Commenting on the ILS assets under management, Masojada said, “In 2020, Hiscox ILS assets under management declined slightly to $1.4 billion (2019: $1.5 billion). The slight reduction on the previous year is mostly due to redemptions we reported last year.”
Hiscox had been warning of a reduced amount of deployable capital being available through 2020. It’s likely as we move through 2021 the Hiscox ILS funds will benefit from some releases of trapped capital and an increasing amount of the $1.4 billion of assets will become deployable again, helping to deliver improving returns in the firming reinsurance market environment.
Another factor will be Hiscox’s strong capital base, assisted by equity raised in 2020, which will support the Hiscox Re & ILS growth and so also benefit the ILS funds as well, with the group having more firepower.
“In 2021, Hiscox Re & ILS will benefit from the deployment of some of the proceeds from the Group’s equity raise earlier in the year.

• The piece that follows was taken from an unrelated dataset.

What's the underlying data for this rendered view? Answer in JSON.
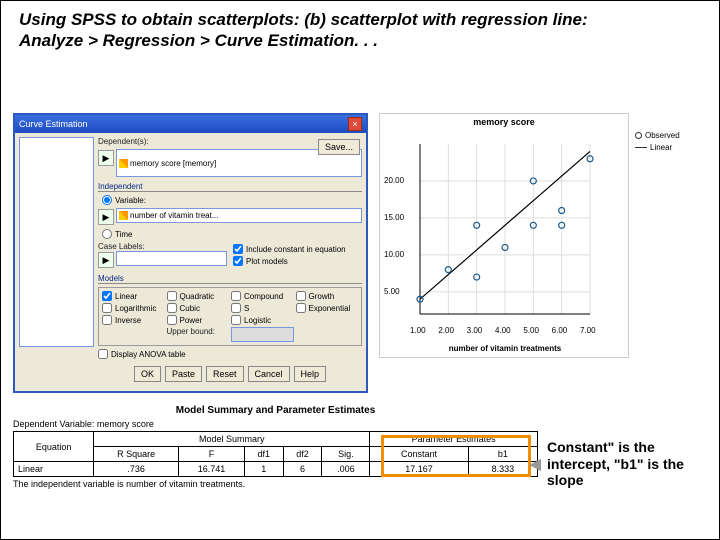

We expect that our net written premium growth will exceed growth in gross written premiums as Hiscox Re & ILS retains more risk in the strongest reinsurance market in several years,” Masojada explained.
“In 2021, I expect our big-ticket businesses to perform well, thanks to the increased capital allocated to them, their judiciously positioned portfolios, and the benefit of compound rate increases. Hiscox London Market and Hiscox Re & ILS are in their best markets for almost half a decade and their focus is on driving profits over maximising scale,” he continued.
Hiscox will no doubt be hoping to attract new capital through its ILS funds to participate in the improved market conditions and better returns it expects its reinsurance business to generate.